Cameraman Joe, the bastard, caught it all. His focus was perfect. He moved smoothly from Darla to Chuck and had the fall―including the head-bounce, the almost comical postconcussive shiver of the possum’s snout―perfectly framed. He jerked the camera rightward just in time to see Meg, rushing to help, trip over the grill and topple it, the hot coals and sausages spilling across the stage toward the helpless children, who sang “Oooh” in lovely chorus, their mouths like those of hymn-singers in Christmas cartoons, a row of perfect O’s. Vick Shealy, ever the opportunist, had rushed from the box office to watch the live shot and could be heard off-camera―Darla had to give him credit for evangelism under fire―shouting, “He spoke! In tongues! Pablo the Bible-Believing Possum spoke in tongues! It’s a miracle. Praise God Almighty!”
Trusting that there would be world enough yet and time to save poor Chuck, leaving until later the weird pietá of weathergirl and Hispanic possum that would appear above the fold on tomorrow’s front page, Darla had done the professional thing. She hopped off the book, strode to the camera, forcibly took the lens in hand, and―in extreme closeup―forced a smile and pretended that Pablo was acting: “Those possums! I think Pablo must have sensed a predator.” Vick Shealy kept yelling about the miracle, and some of the choir moms picked up the chant, too. “As for the weather,” Darla went on, raising her voice, but with no sign of shrillness, “you know the drill.
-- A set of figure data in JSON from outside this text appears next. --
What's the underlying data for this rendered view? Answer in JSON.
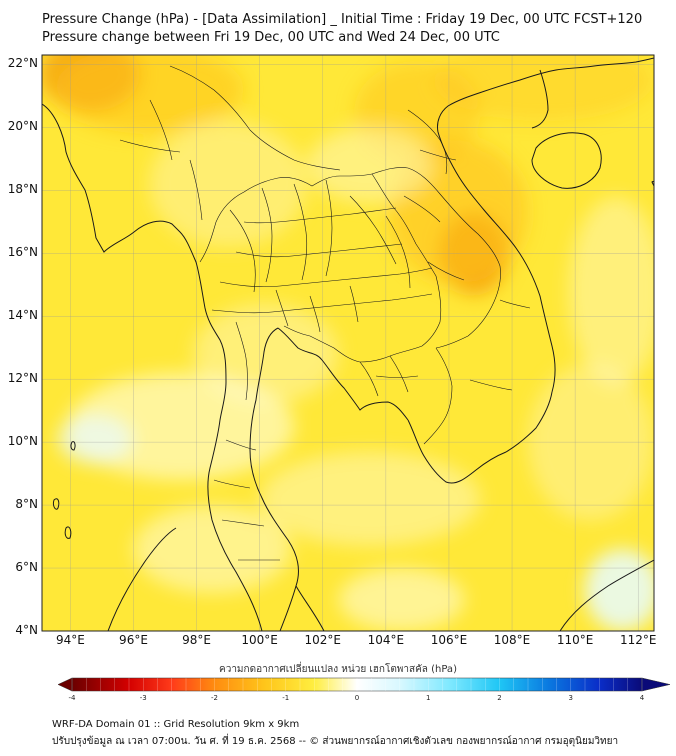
{
  "title_line1": "Pressure Change (hPa) - [Data Assimilation] _ Initial Time : Friday 19 Dec, 00 UTC FCST+120",
  "title_line2": "Pressure change between Fri 19 Dec, 00 UTC and Wed 24 Dec, 00 UTC",
  "map": {
    "lat_labels": [
      "22°N",
      "20°N",
      "18°N",
      "16°N",
      "14°N",
      "12°N",
      "10°N",
      "8°N",
      "6°N",
      "4°N"
    ],
    "lon_labels": [
      "94°E",
      "96°E",
      "98°E",
      "100°E",
      "102°E",
      "104°E",
      "106°E",
      "108°E",
      "110°E",
      "112°E"
    ],
    "lat_range": [
      4,
      22.3
    ],
    "lon_range": [
      93.1,
      112.5
    ],
    "field_colors": {
      "background": "#ffe838",
      "light": "#fff7b8",
      "lighter": "#fffde0",
      "strong": "#ffc21a",
      "stronger": "#f5a30e",
      "positive": "#e8fbff"
    },
    "field_blobs": [
      {
        "lon": 94.6,
        "lat": 21.7,
        "rx": 1.6,
        "ry": 1.2,
        "color": "stronger",
        "opacity": 0.85
      },
      {
        "lon": 96.5,
        "lat": 21.2,
        "rx": 3.0,
        "ry": 1.4,
        "color": "strong",
        "opacity": 0.55
      },
      {
        "lon": 106.8,
        "lat": 16.0,
        "rx": 1.1,
        "ry": 1.3,
        "color": "stronger",
        "opacity": 0.95
      },
      {
        "lon": 106.3,
        "lat": 17.3,
        "rx": 2.2,
        "ry": 2.3,
        "color": "strong",
        "opacity": 0.6
      },
      {
        "lon": 105.0,
        "lat": 20.5,
        "rx": 2.0,
        "ry": 1.6,
        "color": "strong",
        "opacity": 0.45
      },
      {
        "lon": 109.0,
        "lat": 21.5,
        "rx": 3.5,
        "ry": 1.3,
        "color": "strong",
        "opacity": 0.35
      },
      {
        "lon": 103.5,
        "lat": 18.8,
        "rx": 2.0,
        "ry": 1.2,
        "color": "light",
        "opacity": 0.55
      },
      {
        "lon": 99.0,
        "lat": 18.2,
        "rx": 2.5,
        "ry": 2.0,
        "color": "light",
        "opacity": 0.45
      },
      {
        "lon": 100.2,
        "lat": 12.8,
        "rx": 2.3,
        "ry": 1.6,
        "color": "light",
        "opacity": 0.5
      },
      {
        "lon": 97.5,
        "lat": 10.5,
        "rx": 3.6,
        "ry": 1.7,
        "color": "lighter",
        "opacity": 0.6
      },
      {
        "lon": 94.8,
        "lat": 10.1,
        "rx": 1.2,
        "ry": 0.8,
        "color": "positive",
        "opacity": 0.7
      },
      {
        "lon": 103.5,
        "lat": 8.2,
        "rx": 3.5,
        "ry": 1.5,
        "color": "light",
        "opacity": 0.55
      },
      {
        "lon": 98.5,
        "lat": 6.6,
        "rx": 2.5,
        "ry": 1.4,
        "color": "lighter",
        "opacity": 0.5
      },
      {
        "lon": 104.5,
        "lat": 5.0,
        "rx": 2.0,
        "ry": 1.0,
        "color": "lighter",
        "opacity": 0.55
      },
      {
        "lon": 111.5,
        "lat": 5.3,
        "rx": 1.2,
        "ry": 1.3,
        "color": "positive",
        "opacity": 0.85
      },
      {
        "lon": 110.5,
        "lat": 10.0,
        "rx": 2.0,
        "ry": 2.5,
        "color": "light",
        "opacity": 0.45
      },
      {
        "lon": 111.3,
        "lat": 14.8,
        "rx": 1.5,
        "ry": 3.0,
        "color": "lighter",
        "opacity": 0.4
      }
    ]
  },
  "colorbar": {
    "label": "ความกดอากาศเปลี่ยนแปลง หน่วย เฮกโตพาสคัล (hPa)",
    "ticks": [
      "-4",
      "-3",
      "-2",
      "-1",
      "0",
      "1",
      "2",
      "3",
      "4"
    ],
    "range": [
      -4,
      4
    ],
    "stops": [
      {
        "v": -4,
        "color": "#6b0000"
      },
      {
        "v": -3.2,
        "color": "#d40000"
      },
      {
        "v": -2.6,
        "color": "#ff3b1a"
      },
      {
        "v": -2.0,
        "color": "#ff8c10"
      },
      {
        "v": -1.3,
        "color": "#ffc51a"
      },
      {
        "v": -0.6,
        "color": "#ffee40"
      },
      {
        "v": 0,
        "color": "#ffffff"
      },
      {
        "v": 0.6,
        "color": "#d8f8ff"
      },
      {
        "v": 1.3,
        "color": "#7fe9ff"
      },
      {
        "v": 2.0,
        "color": "#1fc6f5"
      },
      {
        "v": 2.7,
        "color": "#0a78e0"
      },
      {
        "v": 3.4,
        "color": "#0a2dc8"
      },
      {
        "v": 4,
        "color": "#0a0a78"
      }
    ]
  },
  "footer_line1": "WRF-DA Domain 01 :: Grid Resolution 9km x 9km",
  "footer_line2": "ปรับปรุงข้อมูล ณ เวลา 07:00น. วัน ศ. ที่ 19 ธ.ค. 2568 -- © ส่วนพยากรณ์อากาศเชิงตัวเลข กองพยากรณ์อากาศ กรมอุตุนิยมวิทยา"
}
More of the same through your weekend, more of the same beyond. That’s all from Gilyard for now. Back to you, Hannah and Rick.”
So smooth, the tone unexceptionably light. Even in extreme closeup, she bore no taint of pores; her teeth looked invincibly happy, and her eyelashes were sable brushes that lapped almost at her brows. She was a vision. Yet there was fury in her eyes, nothing short of fury.
That was the end of Up in Your Grill.